Whipple was also the author of a technique, called Whipple's Index, to measure the degree to which respondents' ages in surveys were affected by rounding or other kinds of culturally affected mis-reporting.
During his adult life, Whipple lived primarily in New York City and Cambridge, Massachusetts. On June 29, 1893, he married Mary E. Rayner of Chelsea, Massachusetts. They had one daughter and one son: Marion (Mrs. Gerald M. Keith) and Joseph Rayner Whipple.
Whipple lent his name to the Life Extension Institute as a member of the Hygiene Reference Board--Public Health Administration. The Institute, which was formed in 1913, promoted a number of useful public health measures including the development of uncontaminated water supplies. However, it also promoted eugenics which was a bio-social movement that included the sterilization of defective people.
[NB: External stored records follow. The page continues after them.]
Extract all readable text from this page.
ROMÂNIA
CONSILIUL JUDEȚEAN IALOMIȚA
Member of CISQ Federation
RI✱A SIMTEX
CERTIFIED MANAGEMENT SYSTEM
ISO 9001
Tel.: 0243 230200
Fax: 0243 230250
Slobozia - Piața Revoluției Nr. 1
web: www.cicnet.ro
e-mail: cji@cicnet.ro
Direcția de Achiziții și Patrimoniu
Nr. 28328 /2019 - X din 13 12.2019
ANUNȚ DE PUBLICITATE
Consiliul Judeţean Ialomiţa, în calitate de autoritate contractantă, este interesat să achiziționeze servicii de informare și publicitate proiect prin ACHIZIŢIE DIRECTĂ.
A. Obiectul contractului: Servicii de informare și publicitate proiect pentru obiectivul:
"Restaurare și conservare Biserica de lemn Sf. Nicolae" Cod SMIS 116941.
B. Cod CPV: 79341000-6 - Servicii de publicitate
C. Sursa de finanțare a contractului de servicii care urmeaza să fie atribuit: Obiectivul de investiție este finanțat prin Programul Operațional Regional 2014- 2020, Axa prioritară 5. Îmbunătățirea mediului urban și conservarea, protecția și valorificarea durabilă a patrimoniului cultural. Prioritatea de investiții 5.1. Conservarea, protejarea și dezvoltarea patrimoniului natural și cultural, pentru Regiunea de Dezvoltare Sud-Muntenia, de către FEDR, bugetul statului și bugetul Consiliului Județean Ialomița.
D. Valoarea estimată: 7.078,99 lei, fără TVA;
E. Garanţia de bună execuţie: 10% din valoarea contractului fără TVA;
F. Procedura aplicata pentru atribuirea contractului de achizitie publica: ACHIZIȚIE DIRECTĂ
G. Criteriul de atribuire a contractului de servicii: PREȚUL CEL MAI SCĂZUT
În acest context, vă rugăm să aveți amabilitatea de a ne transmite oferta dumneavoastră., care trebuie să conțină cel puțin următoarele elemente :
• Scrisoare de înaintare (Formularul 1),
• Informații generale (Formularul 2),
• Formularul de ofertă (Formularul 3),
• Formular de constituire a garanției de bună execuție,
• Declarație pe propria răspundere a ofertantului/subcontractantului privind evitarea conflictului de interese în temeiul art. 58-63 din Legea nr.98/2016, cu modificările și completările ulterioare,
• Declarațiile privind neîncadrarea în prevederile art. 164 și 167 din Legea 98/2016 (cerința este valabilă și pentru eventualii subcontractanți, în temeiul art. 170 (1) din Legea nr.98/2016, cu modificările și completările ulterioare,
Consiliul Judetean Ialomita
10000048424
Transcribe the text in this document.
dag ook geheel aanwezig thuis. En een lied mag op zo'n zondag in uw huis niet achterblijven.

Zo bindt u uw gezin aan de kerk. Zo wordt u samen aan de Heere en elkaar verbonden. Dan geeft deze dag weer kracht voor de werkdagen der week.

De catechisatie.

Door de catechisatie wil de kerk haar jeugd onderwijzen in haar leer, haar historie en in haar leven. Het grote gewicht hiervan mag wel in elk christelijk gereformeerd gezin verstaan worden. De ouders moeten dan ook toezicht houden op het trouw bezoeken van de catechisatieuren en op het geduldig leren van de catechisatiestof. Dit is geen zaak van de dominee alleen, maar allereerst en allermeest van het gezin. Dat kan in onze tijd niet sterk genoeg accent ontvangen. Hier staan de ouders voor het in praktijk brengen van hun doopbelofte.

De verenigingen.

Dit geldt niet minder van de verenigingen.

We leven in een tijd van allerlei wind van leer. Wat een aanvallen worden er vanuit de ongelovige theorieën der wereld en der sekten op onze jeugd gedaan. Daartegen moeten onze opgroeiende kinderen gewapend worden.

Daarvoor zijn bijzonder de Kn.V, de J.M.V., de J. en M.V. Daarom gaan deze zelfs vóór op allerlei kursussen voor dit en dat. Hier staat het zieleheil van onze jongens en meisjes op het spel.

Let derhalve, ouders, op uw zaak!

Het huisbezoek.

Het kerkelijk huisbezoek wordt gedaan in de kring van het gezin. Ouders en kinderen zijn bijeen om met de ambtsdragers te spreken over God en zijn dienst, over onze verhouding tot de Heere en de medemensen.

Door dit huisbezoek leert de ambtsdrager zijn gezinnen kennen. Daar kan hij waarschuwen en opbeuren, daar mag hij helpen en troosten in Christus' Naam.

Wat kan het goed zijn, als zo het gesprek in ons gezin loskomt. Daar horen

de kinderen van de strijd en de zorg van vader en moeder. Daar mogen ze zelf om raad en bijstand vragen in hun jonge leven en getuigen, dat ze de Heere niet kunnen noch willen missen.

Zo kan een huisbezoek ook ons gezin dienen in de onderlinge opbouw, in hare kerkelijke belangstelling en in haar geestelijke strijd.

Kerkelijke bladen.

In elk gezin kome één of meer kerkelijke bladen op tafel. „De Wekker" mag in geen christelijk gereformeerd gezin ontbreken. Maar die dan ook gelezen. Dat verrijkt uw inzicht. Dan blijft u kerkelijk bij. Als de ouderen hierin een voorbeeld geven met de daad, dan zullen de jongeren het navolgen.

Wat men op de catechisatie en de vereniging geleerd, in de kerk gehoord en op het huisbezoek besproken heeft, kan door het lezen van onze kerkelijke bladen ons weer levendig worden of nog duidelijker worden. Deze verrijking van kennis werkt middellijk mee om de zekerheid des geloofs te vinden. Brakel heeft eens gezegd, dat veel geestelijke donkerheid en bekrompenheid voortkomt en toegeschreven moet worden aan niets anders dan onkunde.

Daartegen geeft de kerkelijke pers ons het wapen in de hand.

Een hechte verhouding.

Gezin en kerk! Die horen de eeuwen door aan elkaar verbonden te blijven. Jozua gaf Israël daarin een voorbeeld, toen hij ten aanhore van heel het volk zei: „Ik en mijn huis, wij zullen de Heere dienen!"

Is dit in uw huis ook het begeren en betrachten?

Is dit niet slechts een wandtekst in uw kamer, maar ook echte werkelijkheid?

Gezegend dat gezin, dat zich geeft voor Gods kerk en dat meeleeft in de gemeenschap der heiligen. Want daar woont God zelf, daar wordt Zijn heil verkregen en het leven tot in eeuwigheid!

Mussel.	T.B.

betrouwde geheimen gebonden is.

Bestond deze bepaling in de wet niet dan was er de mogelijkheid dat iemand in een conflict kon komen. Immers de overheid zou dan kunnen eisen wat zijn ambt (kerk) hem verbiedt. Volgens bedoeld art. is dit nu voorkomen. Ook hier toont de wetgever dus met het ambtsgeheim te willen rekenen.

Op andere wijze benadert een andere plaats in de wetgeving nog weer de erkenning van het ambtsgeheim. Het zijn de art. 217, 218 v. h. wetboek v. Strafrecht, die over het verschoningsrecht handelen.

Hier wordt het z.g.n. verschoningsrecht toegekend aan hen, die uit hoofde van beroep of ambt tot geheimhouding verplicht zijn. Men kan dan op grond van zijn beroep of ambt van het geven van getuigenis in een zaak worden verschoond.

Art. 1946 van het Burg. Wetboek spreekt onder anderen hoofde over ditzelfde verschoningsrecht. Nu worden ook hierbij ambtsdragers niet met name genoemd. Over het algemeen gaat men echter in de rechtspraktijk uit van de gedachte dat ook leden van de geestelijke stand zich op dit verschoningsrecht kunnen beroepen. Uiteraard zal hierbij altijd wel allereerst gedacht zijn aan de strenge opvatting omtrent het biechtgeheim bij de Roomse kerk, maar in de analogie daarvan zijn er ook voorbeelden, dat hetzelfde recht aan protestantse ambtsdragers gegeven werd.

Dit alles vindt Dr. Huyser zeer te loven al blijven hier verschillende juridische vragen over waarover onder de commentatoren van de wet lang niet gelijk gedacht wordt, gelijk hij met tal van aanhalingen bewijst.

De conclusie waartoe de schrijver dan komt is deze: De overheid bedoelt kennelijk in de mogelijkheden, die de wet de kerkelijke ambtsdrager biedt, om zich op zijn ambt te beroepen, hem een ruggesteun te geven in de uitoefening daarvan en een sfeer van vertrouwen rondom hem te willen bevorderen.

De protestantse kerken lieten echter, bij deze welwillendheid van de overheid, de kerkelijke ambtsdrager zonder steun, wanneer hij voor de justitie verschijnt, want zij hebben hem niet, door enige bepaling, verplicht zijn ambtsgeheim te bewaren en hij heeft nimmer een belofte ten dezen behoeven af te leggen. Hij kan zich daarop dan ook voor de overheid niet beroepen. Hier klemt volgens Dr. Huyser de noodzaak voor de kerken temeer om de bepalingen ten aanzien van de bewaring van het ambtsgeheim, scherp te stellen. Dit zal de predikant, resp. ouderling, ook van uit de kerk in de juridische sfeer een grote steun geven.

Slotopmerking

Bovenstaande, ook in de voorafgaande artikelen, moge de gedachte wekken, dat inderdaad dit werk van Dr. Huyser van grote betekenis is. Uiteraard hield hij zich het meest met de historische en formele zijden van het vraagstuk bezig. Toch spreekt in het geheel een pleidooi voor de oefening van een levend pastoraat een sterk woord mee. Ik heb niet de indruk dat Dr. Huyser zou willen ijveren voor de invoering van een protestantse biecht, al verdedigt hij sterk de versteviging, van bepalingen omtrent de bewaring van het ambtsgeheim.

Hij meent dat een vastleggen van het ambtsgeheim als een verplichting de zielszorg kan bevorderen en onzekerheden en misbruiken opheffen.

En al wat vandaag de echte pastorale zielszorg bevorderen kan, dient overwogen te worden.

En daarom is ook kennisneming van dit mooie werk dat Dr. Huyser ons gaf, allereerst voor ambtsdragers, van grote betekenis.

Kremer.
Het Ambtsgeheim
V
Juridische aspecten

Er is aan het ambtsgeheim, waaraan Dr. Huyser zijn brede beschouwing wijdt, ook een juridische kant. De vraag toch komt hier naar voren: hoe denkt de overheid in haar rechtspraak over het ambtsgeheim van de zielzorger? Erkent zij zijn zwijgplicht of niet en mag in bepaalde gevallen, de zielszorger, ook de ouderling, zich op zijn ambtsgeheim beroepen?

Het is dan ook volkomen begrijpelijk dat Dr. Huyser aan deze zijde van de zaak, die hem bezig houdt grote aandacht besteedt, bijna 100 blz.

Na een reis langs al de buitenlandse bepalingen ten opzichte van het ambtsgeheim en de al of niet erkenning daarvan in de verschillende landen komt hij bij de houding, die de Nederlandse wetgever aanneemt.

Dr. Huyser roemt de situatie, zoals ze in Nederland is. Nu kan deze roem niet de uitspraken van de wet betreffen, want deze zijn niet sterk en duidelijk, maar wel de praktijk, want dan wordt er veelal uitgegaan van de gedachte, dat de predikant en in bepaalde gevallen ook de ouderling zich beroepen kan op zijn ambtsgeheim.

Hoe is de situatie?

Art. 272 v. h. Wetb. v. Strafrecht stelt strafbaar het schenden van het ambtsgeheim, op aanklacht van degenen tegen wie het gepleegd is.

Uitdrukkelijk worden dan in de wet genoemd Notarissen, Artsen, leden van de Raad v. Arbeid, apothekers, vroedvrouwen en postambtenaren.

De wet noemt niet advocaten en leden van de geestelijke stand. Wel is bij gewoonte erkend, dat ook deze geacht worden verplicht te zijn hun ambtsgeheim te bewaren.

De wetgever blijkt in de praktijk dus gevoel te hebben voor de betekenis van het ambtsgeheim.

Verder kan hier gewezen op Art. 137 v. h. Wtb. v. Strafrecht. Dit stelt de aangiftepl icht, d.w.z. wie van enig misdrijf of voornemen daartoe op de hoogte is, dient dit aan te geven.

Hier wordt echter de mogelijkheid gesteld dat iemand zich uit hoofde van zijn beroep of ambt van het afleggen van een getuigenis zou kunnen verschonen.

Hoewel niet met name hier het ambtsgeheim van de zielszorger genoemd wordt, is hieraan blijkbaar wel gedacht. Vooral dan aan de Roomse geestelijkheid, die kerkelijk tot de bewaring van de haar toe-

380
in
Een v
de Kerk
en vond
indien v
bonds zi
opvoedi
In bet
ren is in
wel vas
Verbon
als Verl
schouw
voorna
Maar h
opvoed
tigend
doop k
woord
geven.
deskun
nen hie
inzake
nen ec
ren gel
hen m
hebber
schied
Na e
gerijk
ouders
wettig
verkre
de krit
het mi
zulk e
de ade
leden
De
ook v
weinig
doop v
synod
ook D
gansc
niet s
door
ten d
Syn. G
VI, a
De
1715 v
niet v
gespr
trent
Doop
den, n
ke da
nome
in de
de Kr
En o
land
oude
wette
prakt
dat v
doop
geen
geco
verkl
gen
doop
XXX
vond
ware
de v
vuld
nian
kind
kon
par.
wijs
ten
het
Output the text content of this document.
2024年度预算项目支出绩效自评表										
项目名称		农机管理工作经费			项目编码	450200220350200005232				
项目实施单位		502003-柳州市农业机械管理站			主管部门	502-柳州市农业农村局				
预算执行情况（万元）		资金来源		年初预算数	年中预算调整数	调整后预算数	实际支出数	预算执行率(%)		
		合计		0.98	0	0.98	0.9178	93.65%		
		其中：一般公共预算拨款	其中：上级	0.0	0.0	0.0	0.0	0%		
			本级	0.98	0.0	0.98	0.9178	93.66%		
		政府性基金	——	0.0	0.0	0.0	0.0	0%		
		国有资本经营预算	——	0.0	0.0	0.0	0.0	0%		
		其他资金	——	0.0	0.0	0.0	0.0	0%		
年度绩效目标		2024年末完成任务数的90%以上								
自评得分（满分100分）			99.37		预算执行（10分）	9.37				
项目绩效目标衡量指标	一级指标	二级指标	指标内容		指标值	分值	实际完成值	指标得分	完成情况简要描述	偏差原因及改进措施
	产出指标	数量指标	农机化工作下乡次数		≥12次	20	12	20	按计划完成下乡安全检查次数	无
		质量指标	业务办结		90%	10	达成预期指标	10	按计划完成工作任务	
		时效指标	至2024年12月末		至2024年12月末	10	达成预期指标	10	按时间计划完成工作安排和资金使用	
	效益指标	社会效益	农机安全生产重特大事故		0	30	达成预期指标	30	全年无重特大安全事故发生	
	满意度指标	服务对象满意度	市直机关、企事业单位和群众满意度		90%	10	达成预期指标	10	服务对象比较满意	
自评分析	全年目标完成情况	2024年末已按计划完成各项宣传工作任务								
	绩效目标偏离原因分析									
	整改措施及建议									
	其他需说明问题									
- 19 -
Whipple was active in a long list of professional associations and he served on numerous national and international commissions. He was elected to the American Public Health Association in 1899. Whipple became involved in the Committee on Standard Methods of Water Analysis, which was chaired by his friend George W. Fuller. In 1922, he was elected as a Charter Fellow of the APHA.
George C. Whipple was also honored as a Fellow of the following institutions: American Academy of Arts and Sciences, American Association for the Advancement of Science, and Royal Sanitary Institute. In 1973, he was inducted into the American Water Works Association Water Industry Hall of Fame.